The Ballad of Lefty Brown starts from an interesting place. Writer/director Jared Moshe was curious about the bumbling sidekick in John Wayne movies, the guy who functioned as comic relief. That archetypal character could not do anything right, so why did someone like John Wayne choose to have a bumbling guy like that as the one watching his back?
Lefty Brown is one such bumbler. Played by Bill Pullman, we join Lefty late in life, near the end of a lifetime of sidekicking for a Montana rancher who has just been elected to the U.S. Senate. Lefty would be at a loss anyway due to his mainkick, but things are made much, much worse when the rancher is ambushed and murdered by a cattle rustler that he and Lefty were tracking.
Pullman is very believable as Lefty, a sad-sack who believes he contributed to, or at least could have done something to prevent, the death of his idol and only friend. Other characters, including many familiar faces, come and go but serve mainly to advance the story. Unfortunately, we don’t get to know them as much as I would have liked, but this is Lefty’s story for once so it would be cruel to complain that he got too much screen time!
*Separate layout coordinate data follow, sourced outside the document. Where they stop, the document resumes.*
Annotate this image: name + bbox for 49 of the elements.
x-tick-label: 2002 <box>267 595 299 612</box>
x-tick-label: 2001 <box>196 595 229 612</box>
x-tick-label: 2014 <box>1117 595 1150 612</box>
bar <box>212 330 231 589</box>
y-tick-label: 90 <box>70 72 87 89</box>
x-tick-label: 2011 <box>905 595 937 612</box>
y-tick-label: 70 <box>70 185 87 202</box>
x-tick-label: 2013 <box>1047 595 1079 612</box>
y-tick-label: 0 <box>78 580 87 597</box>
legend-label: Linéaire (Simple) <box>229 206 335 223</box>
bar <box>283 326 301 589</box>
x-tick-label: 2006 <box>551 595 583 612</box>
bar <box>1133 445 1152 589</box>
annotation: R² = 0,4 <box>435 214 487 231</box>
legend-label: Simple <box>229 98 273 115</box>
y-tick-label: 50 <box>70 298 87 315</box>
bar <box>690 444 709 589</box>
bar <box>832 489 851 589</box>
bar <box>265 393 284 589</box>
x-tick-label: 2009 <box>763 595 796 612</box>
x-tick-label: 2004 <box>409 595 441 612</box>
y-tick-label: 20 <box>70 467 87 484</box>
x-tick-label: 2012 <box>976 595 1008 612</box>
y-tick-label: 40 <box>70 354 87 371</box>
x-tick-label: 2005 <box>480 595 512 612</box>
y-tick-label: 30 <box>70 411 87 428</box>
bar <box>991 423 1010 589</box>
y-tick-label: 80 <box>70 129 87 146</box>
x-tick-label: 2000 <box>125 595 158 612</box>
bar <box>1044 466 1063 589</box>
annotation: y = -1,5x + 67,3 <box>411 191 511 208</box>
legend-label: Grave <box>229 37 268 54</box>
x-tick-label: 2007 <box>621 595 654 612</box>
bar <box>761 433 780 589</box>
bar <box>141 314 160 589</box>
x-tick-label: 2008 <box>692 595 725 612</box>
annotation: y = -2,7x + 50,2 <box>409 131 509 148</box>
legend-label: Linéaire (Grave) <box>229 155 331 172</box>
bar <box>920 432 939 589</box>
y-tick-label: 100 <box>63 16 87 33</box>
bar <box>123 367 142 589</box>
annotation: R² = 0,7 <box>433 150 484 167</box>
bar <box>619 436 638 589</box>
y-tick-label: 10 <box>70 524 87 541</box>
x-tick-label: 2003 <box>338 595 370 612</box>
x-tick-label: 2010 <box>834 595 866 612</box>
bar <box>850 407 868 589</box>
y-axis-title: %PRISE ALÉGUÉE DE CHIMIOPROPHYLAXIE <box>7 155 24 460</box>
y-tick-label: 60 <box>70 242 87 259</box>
The landscape is beautifully shot, and the cinematography really emphasizes Lefty’s isolation. He’s literally in the middle of nowhere for most of this movie, and even when he’s accompanied by others that feeling of isolation remains.
Because of the rancher’s death, Lefty has to assume the leadership role, and as we spend time with Lefty we get to learn why the rancher was willing to place so much trust in Lefty. It’s an enjoyable journey even though, paradoxically, the movie plays out like a typical western because the rancher’s death makes Lefty the lead with a sidekick of his own. But I like to think that the rancher knew all along what our stand-in hero Lefty was truly made of.
If, like me, you’re intrigued by the concept and are in Austin TX this week then you have one more chance to see The Ballad of Lefty Brown at SXSW, on March 15 at 2 p.m.